We are excited about the potential for collaborating with the Aztec team and are keen to contribute to shaping the future of privacy together. We would love to get involved and spec out the integration & design details.

1 Like

Hi.
How are block rewards currently distributed in the Aztec design?
How will future versions of Aztec receive rewards based on their staked amount?
What is the purpose of conducting economic analysis and modeling with Blockscience 7?
Thanks a lot!

The hardware requirement is a bit of a stretch i reckon

Thanks for the article, Cooper!
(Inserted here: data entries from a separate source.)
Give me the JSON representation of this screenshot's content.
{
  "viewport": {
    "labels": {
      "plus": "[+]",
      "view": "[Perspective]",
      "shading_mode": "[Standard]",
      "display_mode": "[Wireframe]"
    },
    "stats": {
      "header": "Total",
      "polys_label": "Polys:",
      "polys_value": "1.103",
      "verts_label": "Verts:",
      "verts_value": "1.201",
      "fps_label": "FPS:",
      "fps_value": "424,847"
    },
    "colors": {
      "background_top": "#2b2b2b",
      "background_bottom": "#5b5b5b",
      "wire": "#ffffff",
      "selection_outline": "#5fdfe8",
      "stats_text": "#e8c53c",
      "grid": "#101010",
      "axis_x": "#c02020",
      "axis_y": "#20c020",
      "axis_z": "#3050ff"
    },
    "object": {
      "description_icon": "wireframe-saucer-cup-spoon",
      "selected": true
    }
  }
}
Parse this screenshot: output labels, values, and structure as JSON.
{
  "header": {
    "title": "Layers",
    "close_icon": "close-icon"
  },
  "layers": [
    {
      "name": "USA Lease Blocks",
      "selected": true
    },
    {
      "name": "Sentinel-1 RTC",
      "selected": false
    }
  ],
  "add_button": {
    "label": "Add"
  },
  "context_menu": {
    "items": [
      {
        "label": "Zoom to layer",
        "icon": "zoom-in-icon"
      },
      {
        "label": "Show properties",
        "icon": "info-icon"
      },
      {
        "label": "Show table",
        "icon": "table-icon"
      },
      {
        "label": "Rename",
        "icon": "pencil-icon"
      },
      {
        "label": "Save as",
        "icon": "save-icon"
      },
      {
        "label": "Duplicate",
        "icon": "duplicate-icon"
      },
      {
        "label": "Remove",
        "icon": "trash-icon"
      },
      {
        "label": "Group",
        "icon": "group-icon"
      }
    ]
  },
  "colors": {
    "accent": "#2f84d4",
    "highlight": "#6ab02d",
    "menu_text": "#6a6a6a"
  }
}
Very cool and informative!
I had a few questions while researching it:
What are the different phases involved in block production in Aztec?
What is the role of the Aztec L1 Contract in the verification and validation of blocks?
How do the confirmation rules for transaction execution differ at various stages in the block production lifecycle in Aztec?

What are the responsibilities of Aztec Sequencers?
Can Aztec Provers be non-full nodes? If yes, under what conditions?
How are historical copies of the Aztec state stored in immutable and decentralized storage providers?

-Could you provide more details on how the proof-boost mechanism operates and its potential impact on sequencers negotiating proof costs?

-How does the proposed system address the Biasability issue in RANDAO, and are there plans for potential improvements?
-Could you elaborate on the considerations for constraining RANDAO values and ensuring stability throughout a block?

Thanks for the RfC, Cooper!
I have a few questions about voting. Hope you can clarify :pray:
How will the voting process for upgrades in Aztec be randomized and distributed among sequencers?
Will there be any consequences for sequencers who choose to abstain from voting on upgrades?